The last botanical drawing I did in Guyana before we sailed away…somehow I failed to upload it to my Botany, Baby post. A common plant, even in Asia where I come from, but that’s no reason not to draw it. I enjoyed doing the leaves on this one…
As promised, here’s the finished redwork bird design from yesterday, done up as a mock kitchen journal cover using the font Asterism, and a woven fabric texture from Picmonkey, to sort of give me an idea of how it might look.
Also some very small (the size of a playing card) watercolors from this morning…just playing with ideas and stuff. I really wanted to jump-start a big painting, but didn’t feel well…think I have picked up someone’s flu. It was bad enough to prevent me from heading in to work. So I consoled myself with these little things…they sort of serve as warm-up exercises for the large painting I had in mind; whether I use all the motifs or not is not important…what matters is that I’ve dumped my ideas somewhere for reference, and my mistakes on these teeny-tiny canvases will possibly save me from making the same ones on a larger scale in acrylics.
An idea that has been with me for a long time (too long!): a jellyfish that is also a terrarium. Because the two forms have always seemed to be crying out for each other, in my imagination.
There’s something very right about this combination.
A jellyfish like a pink silk muumuu with pleated ribbons.
Not happy with this one: Just. Too. Much.
Looks like the sort of horrible lampshade you sometimes come across at a Salvation Army shop. I like the tentacles, though.
The Meh Jellyfish…every smack of jellyfish has to have one: kinda boring, lacks spark. That beaded curtain was a really lazy, unimaginative, clichéd way to finish what might have been an okay exumbrella. (That’s that outer, umbrella-looking part of the jellyfish. I looked it up just now.) Maybe if I transplanted the tentacles from the crocheted lamp jellyfish…
One interpretation of mangroves.
Speaking of mangroves, check out my accidentally fabulous tomato plant, growing like nobody’s business in the middle of a mangrove creek! It sprouted from some kitchen scraps thrown onto a basil plant! Pretty soon it had ousted the withering basil and become the star plant on the F/V SonOfAGun.
This Sunday was spent just the way I have fantasized about spending a Sunday for many, many weeks: no craft market, no dinner parties, no social commitments, no dramas, no urgent errands, no housekeeping. I got up at a lazy 8 a.m. and—after breakfast and getting a huge pot of coffee ready—set to work with the aim of getting one simple project done, from start to finish, in one day.
I took an idea for a new journal cover design and moved it from daydream…to doodle…to finished illustration. In these pictures it isn’t quite done…but dusk came along just as I put in the finishing touches of opaque white ink, and then it was too dark to photograph the illustration properly.
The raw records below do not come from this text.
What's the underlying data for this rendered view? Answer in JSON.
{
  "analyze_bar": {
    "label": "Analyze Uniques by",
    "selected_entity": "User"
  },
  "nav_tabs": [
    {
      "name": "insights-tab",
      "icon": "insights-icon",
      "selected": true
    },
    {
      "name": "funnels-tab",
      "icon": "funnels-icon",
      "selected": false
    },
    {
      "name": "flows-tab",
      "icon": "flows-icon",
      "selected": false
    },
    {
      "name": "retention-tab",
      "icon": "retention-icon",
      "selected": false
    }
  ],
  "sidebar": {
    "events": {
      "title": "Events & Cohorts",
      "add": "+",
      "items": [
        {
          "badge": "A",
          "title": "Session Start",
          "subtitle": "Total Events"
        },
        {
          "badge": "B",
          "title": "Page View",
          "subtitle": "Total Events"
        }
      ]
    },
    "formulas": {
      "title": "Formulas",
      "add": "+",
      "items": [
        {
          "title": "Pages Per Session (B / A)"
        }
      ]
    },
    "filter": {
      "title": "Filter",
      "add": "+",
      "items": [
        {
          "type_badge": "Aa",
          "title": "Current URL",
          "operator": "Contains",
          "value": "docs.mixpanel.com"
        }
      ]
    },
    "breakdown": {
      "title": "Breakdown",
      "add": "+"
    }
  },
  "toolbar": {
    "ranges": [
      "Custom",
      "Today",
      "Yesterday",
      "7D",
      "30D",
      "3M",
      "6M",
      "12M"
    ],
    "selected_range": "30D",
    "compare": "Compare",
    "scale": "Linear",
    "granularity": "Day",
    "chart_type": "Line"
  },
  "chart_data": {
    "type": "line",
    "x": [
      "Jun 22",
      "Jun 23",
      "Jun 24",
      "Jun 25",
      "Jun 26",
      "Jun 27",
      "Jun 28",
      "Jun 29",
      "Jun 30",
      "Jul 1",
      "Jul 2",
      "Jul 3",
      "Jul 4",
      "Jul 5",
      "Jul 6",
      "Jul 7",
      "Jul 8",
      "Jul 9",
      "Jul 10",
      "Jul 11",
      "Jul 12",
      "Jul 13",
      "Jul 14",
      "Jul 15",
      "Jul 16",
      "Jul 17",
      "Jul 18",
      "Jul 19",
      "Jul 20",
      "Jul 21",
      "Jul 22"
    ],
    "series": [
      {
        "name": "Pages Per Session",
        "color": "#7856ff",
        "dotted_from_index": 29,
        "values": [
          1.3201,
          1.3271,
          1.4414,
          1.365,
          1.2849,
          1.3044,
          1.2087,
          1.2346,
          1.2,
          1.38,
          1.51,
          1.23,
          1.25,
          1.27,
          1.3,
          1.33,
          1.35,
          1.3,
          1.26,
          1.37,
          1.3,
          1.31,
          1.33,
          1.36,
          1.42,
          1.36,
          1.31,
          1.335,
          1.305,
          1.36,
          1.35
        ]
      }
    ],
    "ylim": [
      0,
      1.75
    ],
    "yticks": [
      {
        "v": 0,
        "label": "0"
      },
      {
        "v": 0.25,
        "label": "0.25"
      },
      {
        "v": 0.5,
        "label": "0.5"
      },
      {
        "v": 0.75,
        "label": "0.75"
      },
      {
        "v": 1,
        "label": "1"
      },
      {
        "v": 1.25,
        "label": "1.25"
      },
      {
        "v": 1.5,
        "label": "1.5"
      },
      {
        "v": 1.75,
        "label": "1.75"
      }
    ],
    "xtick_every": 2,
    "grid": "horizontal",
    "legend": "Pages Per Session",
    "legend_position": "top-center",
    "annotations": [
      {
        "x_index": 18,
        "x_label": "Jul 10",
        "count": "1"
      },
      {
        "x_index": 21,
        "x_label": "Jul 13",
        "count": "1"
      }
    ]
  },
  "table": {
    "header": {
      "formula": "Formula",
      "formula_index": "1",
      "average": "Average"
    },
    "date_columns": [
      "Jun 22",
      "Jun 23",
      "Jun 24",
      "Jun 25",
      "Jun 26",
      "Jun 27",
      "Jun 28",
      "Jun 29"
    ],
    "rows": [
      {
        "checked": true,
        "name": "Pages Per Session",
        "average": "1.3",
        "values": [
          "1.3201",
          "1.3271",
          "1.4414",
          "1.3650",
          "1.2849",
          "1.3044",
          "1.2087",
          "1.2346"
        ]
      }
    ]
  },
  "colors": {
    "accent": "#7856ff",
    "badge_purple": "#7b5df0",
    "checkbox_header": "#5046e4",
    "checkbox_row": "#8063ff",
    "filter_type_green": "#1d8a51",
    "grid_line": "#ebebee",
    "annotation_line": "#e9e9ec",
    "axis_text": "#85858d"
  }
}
This is going to be the cover fabric design for a hand bound “Recipe Journal”…the title, in handwritten Spencerian script, was supposed to go inside the empty label, but I’m glad I held off from writing straight onto the illustration…text can always be added in Photoshop, later. I think I’ll keep the label blank, so that the design can be used for other things besides a recipe notebook.
I loved devoting the entire day to making something. Now it’s dark outside and my eyes are a little strained from all the fine brushwork I did, so I’ll probably spend the rest of the evening listening to music in the dark and then turn in early.
It’s been a perfect, perfect Sunday. Hope your weekend was peaceful and satisfying, too!
Process: Pencil drawing (4B), watercolours on cotton rag paper. Redwork details (I was trying to capture the feel of embroidered redwork stitches) in matte flow acrylic paint applied with a fine-tipped gutta applicator. Opaque white details (not pictured) using white ink and a mapping pen.
This small handful of journals and watercolour books that I put together yesterday spent the night tightly clamped between smooth, hard boards…like unruly winos locked up for their own safety.
A favourite way to start the day is to pour a cup of coffee and sit in the breeze on deck as the sun comes lancing over the tops of the mangroves, and release the previous day’s work—what was a loose and motley collection of disparate pieces held together with runny glue and faith in the powers of synthesis—from the grip of the press, to find that everything has come together with a grace and finesse that still takes my breath away.
Yesterday: paper, thread, fabric and leather scraps, glue, grey-coloured board.
This morning: a dense, well-made, glowingly beautiful book that feels precious as it sits in my hand.
Magic. I will NEVER become blasé about the transformation.